ナガサキピースミュージアム(長崎市松が枝町)で4月3日、写真展「軍艦島 記憶の中で生き続けるものたちへ」が始まった。主催はNPO法人「軍艦島を世界遺産にする会」。
今年、同会が発足10周年を迎えたことを記念して、炭鉱で栄えた同島の生活を今に伝えようと当時の写真約60点と模型などの展示を企画したもの。長崎港から南西19キロメートル沖合に浮かぶ通称「軍艦島」こと端島は明治時代に炭鉱の島として整備され、最盛期の1960年には約5000人が生活していたが、1974(昭和49)年に炭鉱が閉山された後は無人島となり、以来一般の上陸は禁止されていた。
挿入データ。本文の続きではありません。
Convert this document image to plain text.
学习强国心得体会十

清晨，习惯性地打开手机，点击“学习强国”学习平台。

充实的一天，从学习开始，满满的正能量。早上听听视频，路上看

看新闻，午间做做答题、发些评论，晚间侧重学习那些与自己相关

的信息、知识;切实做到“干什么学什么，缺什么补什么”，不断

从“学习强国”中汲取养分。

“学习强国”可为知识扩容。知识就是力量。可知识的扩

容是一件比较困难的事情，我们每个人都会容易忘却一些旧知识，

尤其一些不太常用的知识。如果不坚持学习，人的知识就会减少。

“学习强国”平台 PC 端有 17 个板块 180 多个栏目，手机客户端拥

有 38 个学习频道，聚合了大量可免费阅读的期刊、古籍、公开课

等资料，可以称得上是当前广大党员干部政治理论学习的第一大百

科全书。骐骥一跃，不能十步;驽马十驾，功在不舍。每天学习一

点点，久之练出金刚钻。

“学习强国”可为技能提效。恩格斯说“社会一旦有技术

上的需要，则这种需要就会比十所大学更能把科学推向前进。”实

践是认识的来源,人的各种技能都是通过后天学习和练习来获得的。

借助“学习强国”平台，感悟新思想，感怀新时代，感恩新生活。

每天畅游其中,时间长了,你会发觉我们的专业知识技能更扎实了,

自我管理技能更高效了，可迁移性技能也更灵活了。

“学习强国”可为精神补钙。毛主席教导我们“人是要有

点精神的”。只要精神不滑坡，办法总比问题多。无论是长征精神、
ところが日本初の鉄筋コンクリート造りの30号棟などが島内に現存することなどから、2009年に世界遺産暫定リストに掲載され、同年4月より開始された上陸ツアーは、2011年10月には約20万人が上陸し、長崎の新たな観光資源として最近では修学旅行にも組み込まれている。
今回展示されている模型は30号棟をはじめ同島最大のアパート65号棟、プールで泳ぐ子どもたち、炭鉱で使われたトロッコ、ドルフィン桟橋、神社、お寺などを再現。同会理事長で上陸ツアーのガイドとしても活動する坂本道徳さんは、小学校6年から高校生まで端島で生活し、大学進学後も閉山時まで両親の住んでいた端島は故郷そのものだと振り返る。
「写真に加え150分の1の模型を見ることで私たちの記憶の中に生きる炭鉱の島のにぎわいを少しでも感じてもらいたい。現在のがれきに埋もれた島の姿と対比しながら、単なる廃虚ではなく、たくさんの人々の営みが島の中にあったことを知ってほしい」と坂本さんは企画展への思いを話す。
画家・藤城清治さんが描く軍艦島や長崎市内在住のイラストレーター・江島達也さんの作品5点と、カメラマン・八木拓也さんの作品4点も展示している。